Ольга. Диаметрально? О чем ты?
Берков. А начинают они от общих разговоров о здоровье, о погоде, о культуре. Но важнее всего не то, о чем они говорят, но сам факт беседы, да к тому же — столь долгой. Вот например, совсем недавно мы вообще не хотели говорить с товарищем Гитлером или с товарищем Риббентропом. А сейчас, пожалуйста, поболтали с ними разок-другой, и теперь у нас четыре новых республики!
Ольга. Дипломатия.
Елена. Если бы! Хотелось бы верить!
Берков. А Булгаков ступил, можно сказать, на новый жизненный путь!
Елена. В каком смысле?
Берков. Всегда уверял, что способен писать только о роли русской интеллигенции. А теперь, пожалуйста, — взял себя в руки и сочинил пьесу о товарище Сталине.
Елена. Думаешь, это что-то изменит?
Берков. Все, Елена Сергеевна, абсолютно все. Рано или поздно мы поставим эту пьесу в нашем обожаемом Художественном театре. Она будет иметь большой успех, потому что пьесы Булгакова всегда шли с успехом, даже если были написаны с позиций, если можно так выразиться, в известной степени классово враждебных. А теперь позиция в высшей степени правильная. Так что — покажем класс, и будет касса.
Ольга. Пока что пьеса в репертуарный план не включена.
Берков. Еще включат! Включат! Верьте моей актерской интуиции. О других пьесах — ничего не скажу, не знаю, но эту — включат непременно! Причем, надолго! Мы об этом говорили сегодня с Михаилом Афанасьевичем. Несколько мелких поправок в тексте — и все станет на свои места!
Елена и Ольга понимающе смотрят друг на друга. За балконной дверью пробегает полуодетая женщина. Она исчезает настолько быстро, что не успеваешь разглядеть, что у нее на шее — коралловые бусы, красная ленточка или кровь. Ее видит только Берков.
Кто это там?
Ольга. Кто?
Берков. Ну… Кто-то прошел за окном.
Елена. Возможно. Это общий балкон.
Берков. Но она…
Ольга. Что?
Берков. Была какая-то странная…
Елена. Возможно, это жена Габриловича. Она кастрюли на балконе держит. Вчера кот сбросил крышку и весь суп сожрал.
Берков. Кот?
Елена. …Или человек. Может, голодный был и сожрал.
Ольга. Ты на репетицию не опоздаешь?
Берков. Странно все это.
Ольга. Что?
Берков. Не знаю. Устал я. Пойду, пожалуй.

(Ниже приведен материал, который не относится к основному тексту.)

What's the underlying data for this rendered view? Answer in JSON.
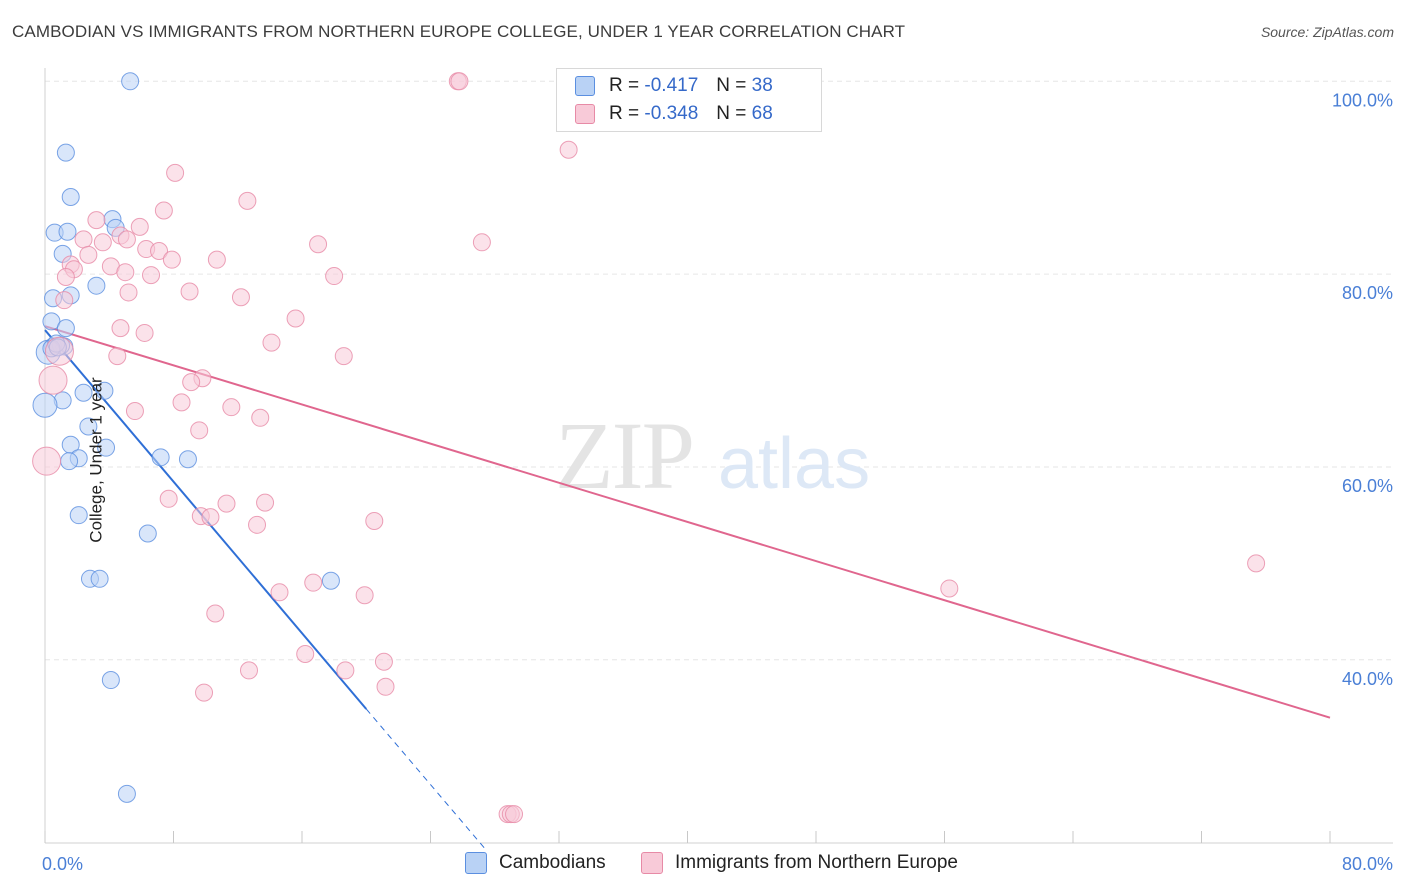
{
  "title": "CAMBODIAN VS IMMIGRANTS FROM NORTHERN EUROPE COLLEGE, UNDER 1 YEAR CORRELATION CHART",
  "source": "Source: ZipAtlas.com",
  "watermark": {
    "zip": "ZIP",
    "atlas": "atlas"
  },
  "colors": {
    "blue": "#5b8fe0",
    "blue_fill": "#b9d2f5",
    "blue_line": "#2f6fd6",
    "pink": "#e78aa6",
    "pink_fill": "#f8cad8",
    "pink_line": "#e0668e",
    "tick": "#4a7fd6",
    "grid": "#e6e6e6"
  },
  "legend": {
    "rows": [
      {
        "r_label": "R =",
        "r_value": "-0.417",
        "n_label": "N =",
        "n_value": "38",
        "series": "blue"
      },
      {
        "r_label": "R =",
        "r_value": "-0.348",
        "n_label": "N =",
        "n_value": "68",
        "series": "pink"
      }
    ]
  },
  "chart_data": {
    "type": "scatter",
    "title": "CAMBODIAN VS IMMIGRANTS FROM NORTHERN EUROPE COLLEGE, UNDER 1 YEAR CORRELATION CHART",
    "xlabel": "",
    "ylabel": "College, Under 1 year",
    "xlim": [
      0,
      80
    ],
    "ylim": [
      21,
      102
    ],
    "x_tick_labels": [
      {
        "value": 0,
        "label": "0.0%"
      },
      {
        "value": 80,
        "label": "80.0%"
      }
    ],
    "y_tick_labels": [
      {
        "value": 100,
        "label": "100.0%"
      },
      {
        "value": 80,
        "label": "80.0%"
      },
      {
        "value": 60,
        "label": "60.0%"
      },
      {
        "value": 40,
        "label": "40.0%"
      }
    ],
    "grid": true,
    "series": [
      {
        "name": "Cambodians",
        "color": "blue",
        "r": -0.417,
        "n": 38,
        "trend": {
          "x": [
            0,
            20
          ],
          "y": [
            74.2,
            34.9
          ],
          "dashed_to": [
            27.5,
            20.2
          ]
        },
        "points": [
          [
            5.3,
            100
          ],
          [
            1.3,
            92.6
          ],
          [
            1.6,
            88
          ],
          [
            0.6,
            84.3
          ],
          [
            1.4,
            84.4
          ],
          [
            4.2,
            85.7
          ],
          [
            4.4,
            84.8
          ],
          [
            1.1,
            82.1
          ],
          [
            3.2,
            78.8
          ],
          [
            0.5,
            77.5
          ],
          [
            1.6,
            77.8
          ],
          [
            0.4,
            75.1
          ],
          [
            1.3,
            74.4
          ],
          [
            0.5,
            72.5
          ],
          [
            1.2,
            72.5
          ],
          [
            1.0,
            72.6
          ],
          [
            0.2,
            71.9
          ],
          [
            3.7,
            67.9
          ],
          [
            1.1,
            66.9
          ],
          [
            2.4,
            67.7
          ],
          [
            0,
            66.4
          ],
          [
            2.7,
            64.2
          ],
          [
            1.6,
            62.3
          ],
          [
            3.8,
            62.0
          ],
          [
            2.1,
            60.9
          ],
          [
            1.5,
            60.6
          ],
          [
            7.2,
            61.0
          ],
          [
            8.9,
            60.8
          ],
          [
            2.1,
            55.0
          ],
          [
            6.4,
            53.1
          ],
          [
            2.8,
            48.4
          ],
          [
            3.4,
            48.4
          ],
          [
            17.8,
            48.2
          ],
          [
            4.1,
            37.9
          ],
          [
            5.1,
            26.1
          ],
          [
            0.4,
            72.3
          ],
          [
            0.7,
            72.8
          ],
          [
            0.8,
            72.4
          ]
        ]
      },
      {
        "name": "Immigrants from Northern Europe",
        "color": "pink",
        "r": -0.348,
        "n": 68,
        "trend": {
          "x": [
            0,
            80
          ],
          "y": [
            74.6,
            34.0
          ]
        },
        "points": [
          [
            25.7,
            100
          ],
          [
            25.8,
            100
          ],
          [
            32.6,
            92.9
          ],
          [
            8.1,
            90.5
          ],
          [
            12.6,
            87.6
          ],
          [
            7.4,
            86.6
          ],
          [
            3.2,
            85.6
          ],
          [
            5.9,
            84.9
          ],
          [
            2.4,
            83.6
          ],
          [
            4.7,
            84.0
          ],
          [
            5.1,
            83.6
          ],
          [
            27.2,
            83.3
          ],
          [
            17.0,
            83.1
          ],
          [
            3.6,
            83.3
          ],
          [
            6.3,
            82.6
          ],
          [
            7.1,
            82.4
          ],
          [
            2.7,
            82.0
          ],
          [
            7.9,
            81.5
          ],
          [
            10.7,
            81.5
          ],
          [
            1.6,
            81.0
          ],
          [
            4.1,
            80.8
          ],
          [
            1.8,
            80.5
          ],
          [
            5.0,
            80.2
          ],
          [
            6.6,
            79.9
          ],
          [
            1.3,
            79.7
          ],
          [
            18.0,
            79.8
          ],
          [
            9.0,
            78.2
          ],
          [
            5.2,
            78.1
          ],
          [
            12.2,
            77.6
          ],
          [
            1.2,
            77.3
          ],
          [
            15.6,
            75.4
          ],
          [
            4.7,
            74.4
          ],
          [
            6.2,
            73.9
          ],
          [
            14.1,
            72.9
          ],
          [
            0.9,
            72.0
          ],
          [
            4.5,
            71.5
          ],
          [
            18.6,
            71.5
          ],
          [
            9.8,
            69.2
          ],
          [
            9.1,
            68.8
          ],
          [
            8.5,
            66.7
          ],
          [
            11.6,
            66.2
          ],
          [
            5.6,
            65.8
          ],
          [
            13.4,
            65.1
          ],
          [
            9.6,
            63.8
          ],
          [
            0.5,
            69.0
          ],
          [
            0.1,
            60.6
          ],
          [
            7.7,
            56.7
          ],
          [
            11.3,
            56.2
          ],
          [
            13.7,
            56.3
          ],
          [
            9.7,
            54.9
          ],
          [
            10.3,
            54.8
          ],
          [
            20.5,
            54.4
          ],
          [
            13.2,
            54.0
          ],
          [
            75.4,
            50.0
          ],
          [
            14.6,
            47.0
          ],
          [
            16.7,
            48.0
          ],
          [
            19.9,
            46.7
          ],
          [
            56.3,
            47.4
          ],
          [
            10.6,
            44.8
          ],
          [
            16.2,
            40.6
          ],
          [
            21.1,
            39.8
          ],
          [
            12.7,
            38.9
          ],
          [
            18.7,
            38.9
          ],
          [
            21.2,
            37.2
          ],
          [
            9.9,
            36.6
          ],
          [
            28.8,
            24.0
          ],
          [
            29.0,
            24.0
          ],
          [
            29.2,
            24.0
          ]
        ]
      }
    ]
  },
  "bottom_legend": [
    {
      "label": "Cambodians",
      "series": "blue"
    },
    {
      "label": "Immigrants from Northern Europe",
      "series": "pink"
    }
  ]
}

Елена. Берков, изобрази перед уходом Немировича!
Ольга. Люся!
Елена. Оля, пусть он покажет, ну пожалуйста!
Ольга. Ничего святого!
Елена. По специальному пожеланию промерзшей сестры.
Ольга. Люся… Люся…
Берков перевоплощается во Владимира Ивановича Немировича-Данченко, восьмидесятилетнего теоретика МХАТа. Поглаживает себя по несуществующей бородке и произносит сквозь зубы измененным голосом текст.
Берков. «Первая заповедь театра: ничего не играть — не играть образ, не играть ситуацию, ни драматичную, ни комическую, не играть смех, плач — ничего не играть. Актер, который играет, вырабатывает штампы и теряет зерно. Актер, который не играет, зерна не утрачивает».
Елена воспринимает пародию Беркова с радостью, Ольга — с раздражением.
«Чехов спросил меня как-то раз, ухватываю ли я его подтексты и за что. А я ему отвечаю: За зерно, Антон Павлович, за зерно».
Елена аплодирует, Ольга качает головой, стараясь скрыть смех.
А на бис я позволю себе предложить вам блаженной памяти Константина Сергеевича.
Берков пародирует Станиславского.
«Неужели вам не надоела простуда? С насморком нужно быть весьма, весьма осторожным. С ним долго не протянешь»
Громко хрипит, словно умирая.
Елена. Ну, это уже предел всему. Но смешно.
Ольга. Станиславский у тебя лучше получается.
Берков. Все, бегу. (Одевается). Может, вы сумеете мне помочь. У кого в Москве могут быть заграничные пластинки Рахманинова? Говорят, есть американские записи. Третий день ищу. И все напрасно.
Елена. У нас нет. Есть немного классики, но не Рахманинов.
Ольга. Качалов много бывал за границей. Возможно, у него?
Берков. Василий Иванович Качалов? Большое спасибо.